Closed Angle Glaucoma
Also known as acute/chronic angle closure glaucoma
In this type of glaucoma the pressure is often much higher than average (10-21mmHg) due to the structure of the eye. The main structure involved is the anterior chamber angle, where the iris (coloured portion of the eye) and the cornea meet. This type of glaucoma typically causes damage to the eye quickly. Acute angle closure glaucoma is considered an ocular emergency. Chronic angle closure glaucoma occurs when the eye fluctuates between an open or partially open and a closed anterior chamber angle.
This type of glaucoma occurs when the anterior chamber becomes so narrow it no longer allows the fluid within the front portion of the eye (aqueous humour) to drain out of the eye, which causes the pressure to raise. This can happen for a number of reasons which can be seen in the risk factors section.
Early stages of closed angle glaucoma:
- Mild attacks possible
- Hazy vision
- Halos/Rainbow type rings around white lights
- Eye ache, especially in the evening or in dim light conditions
- If any of the above symptoms persist you should immediately visit an optometrist and get your eyes tested as soon as possible.
However, in most of cases, there are no symptoms or any kind of warning.
You might experience all or none of the following symptoms with an acute angle closure attack include:
- Sudden increase in the eye pressure
- Red eye
- Blurry vision
- Black out/loss of vision
- Nauseous feeling and you may also be sick
- Typically, only one eye will be affected and it’s quite rare that both the eyes experience angle closure at the same time.
If you attend for regular eye exams, your optometrist might notice that there is very narrow gap for the drainage angle - an early sign of the risk of closed angle glaucoma.
Your optometrist may refer you to an ophthalmologist for further tests and treatments, even if any of the above signs and symptoms are not seen.
- When a sudden attack of angle closure occurs the eye pressure must be reduced quickly to prevent permanent damage to the optic nerve which could lead to permanent vision loss.
- The treatment can include a combination of eye drops, tablets or injections which will reduce the eye pressure immediately and the pain will also be reduced.
- In many cases, if proper treatment is given on proper time, the vision can be recovered completely.
- To prevent another attack from happening, the eye pressure needs to be controlled. This is usually achieved with a laser procedure known as ‘Peripheral Iridotomy’.
- This treatment is normally carried out on both the eyes to reduce the chances of the same problem in the future. It’s a very simple procedure and the patients recover quickly.

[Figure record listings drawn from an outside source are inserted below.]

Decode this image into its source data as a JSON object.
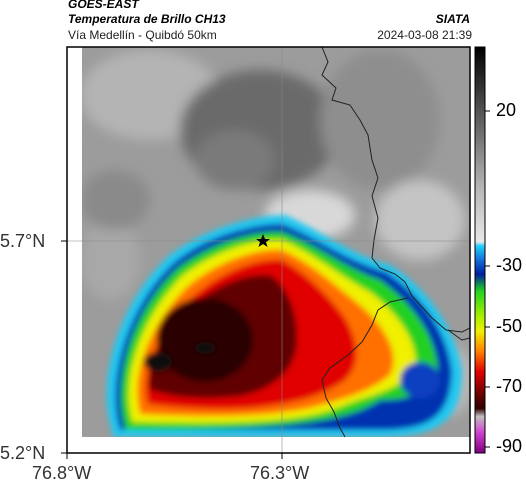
{
  "header": {
    "satellite": "GOES-EAST",
    "product": "Temperatura de Brillo CH13",
    "region": "Vía Medellín - Quibdó 50km",
    "org": "SIATA",
    "datetime": "2024-03-08 21:39"
  },
  "axes": {
    "x_ticks": [
      "76.8°W",
      "76.3°W"
    ],
    "y_ticks": [
      "5.7°N",
      "5.2°N"
    ]
  },
  "colorbar": {
    "ticks": [
      "20",
      "-30",
      "-50",
      "-70",
      "-90"
    ],
    "colors": {
      "warm_top": "#000000",
      "gray_mid": "#b8b8b8",
      "blue": "#1060d0",
      "green": "#20d020",
      "yellow": "#f0f000",
      "orange": "#ff8000",
      "red": "#e00000",
      "darkred": "#300000",
      "magenta": "#d040d0"
    }
  },
  "marker": {
    "symbol": "star",
    "label": ""
  }
}
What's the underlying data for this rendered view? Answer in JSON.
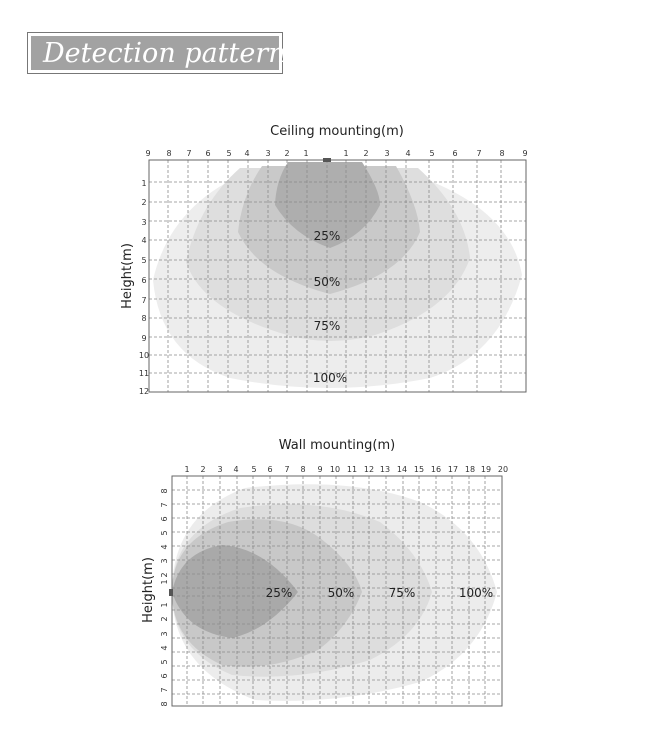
{
  "header": {
    "title": "Detection pattern"
  },
  "charts": {
    "ceiling": {
      "title": "Ceiling mounting(m)",
      "ylabel": "Height(m)",
      "x_ticks": [
        "9",
        "8",
        "7",
        "6",
        "5",
        "4",
        "3",
        "2",
        "1",
        "",
        "1",
        "2",
        "3",
        "4",
        "5",
        "6",
        "7",
        "8",
        "9"
      ],
      "y_ticks": [
        "1",
        "2",
        "3",
        "4",
        "5",
        "6",
        "7",
        "8",
        "9",
        "10",
        "11",
        "12"
      ],
      "zones": [
        "25%",
        "50%",
        "75%",
        "100%"
      ]
    },
    "wall": {
      "title": "Wall mounting(m)",
      "ylabel": "Height(m)",
      "x_ticks": [
        "1",
        "2",
        "3",
        "4",
        "5",
        "6",
        "7",
        "8",
        "9",
        "10",
        "11",
        "12",
        "13",
        "14",
        "15",
        "16",
        "17",
        "18",
        "19",
        "20"
      ],
      "y_ticks": [
        "8",
        "7",
        "6",
        "5",
        "4",
        "3",
        "2",
        "1",
        "",
        "1",
        "2",
        "3",
        "4",
        "5",
        "6",
        "7",
        "8"
      ],
      "zones": [
        "25%",
        "50%",
        "75%",
        "100%"
      ]
    }
  },
  "chart_data": [
    {
      "type": "area",
      "title": "Ceiling mounting(m)",
      "ylabel": "Height(m)",
      "xlim": [
        -9,
        9
      ],
      "ylim": [
        0,
        12
      ],
      "grid": true,
      "series": [
        {
          "name": "25%",
          "max_reach": 4.0
        },
        {
          "name": "50%",
          "max_reach": 6.3
        },
        {
          "name": "75%",
          "max_reach": 8.6
        },
        {
          "name": "100%",
          "max_reach": 11.2
        }
      ]
    },
    {
      "type": "area",
      "title": "Wall mounting(m)",
      "ylabel": "Height(m)",
      "xlim": [
        0,
        20
      ],
      "ylim": [
        -8,
        8
      ],
      "grid": true,
      "series": [
        {
          "name": "25%",
          "max_reach": 7.6
        },
        {
          "name": "50%",
          "max_reach": 11.8
        },
        {
          "name": "75%",
          "max_reach": 15.3
        },
        {
          "name": "100%",
          "max_reach": 19.4
        }
      ]
    }
  ]
}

- A laser Iridotomy can be provided to those with narrow drainage angles found during a routine eye test as a prophylactic measure, to prevent possible angle closure attacks in the future.
- If the sudden closed angle attack gets immediate treatment the pressure can be controlled within few hours. The vision is typically recovered completely and the eyes become comfortable.
- However even after all the treatments, the eye pressure can remain high, therefore it may need to be controlled by using eye drops long term to prevent further damage to the optic nerve.
- Other treatments may be offered including cataract surgeries and Mr Agarwal will speak with you about this if it is a good option for you.
While care has been taken to compile accurate information and to keep it up to date, Mr Agarwal cannot guarantee its correctness and completeness. The information provided in this information sheet is designed to support care and is not a substitute for professional healthcare advice, by a qualified doctor or other healthcare professional, which will be tailored to a patient’s individual circumstances.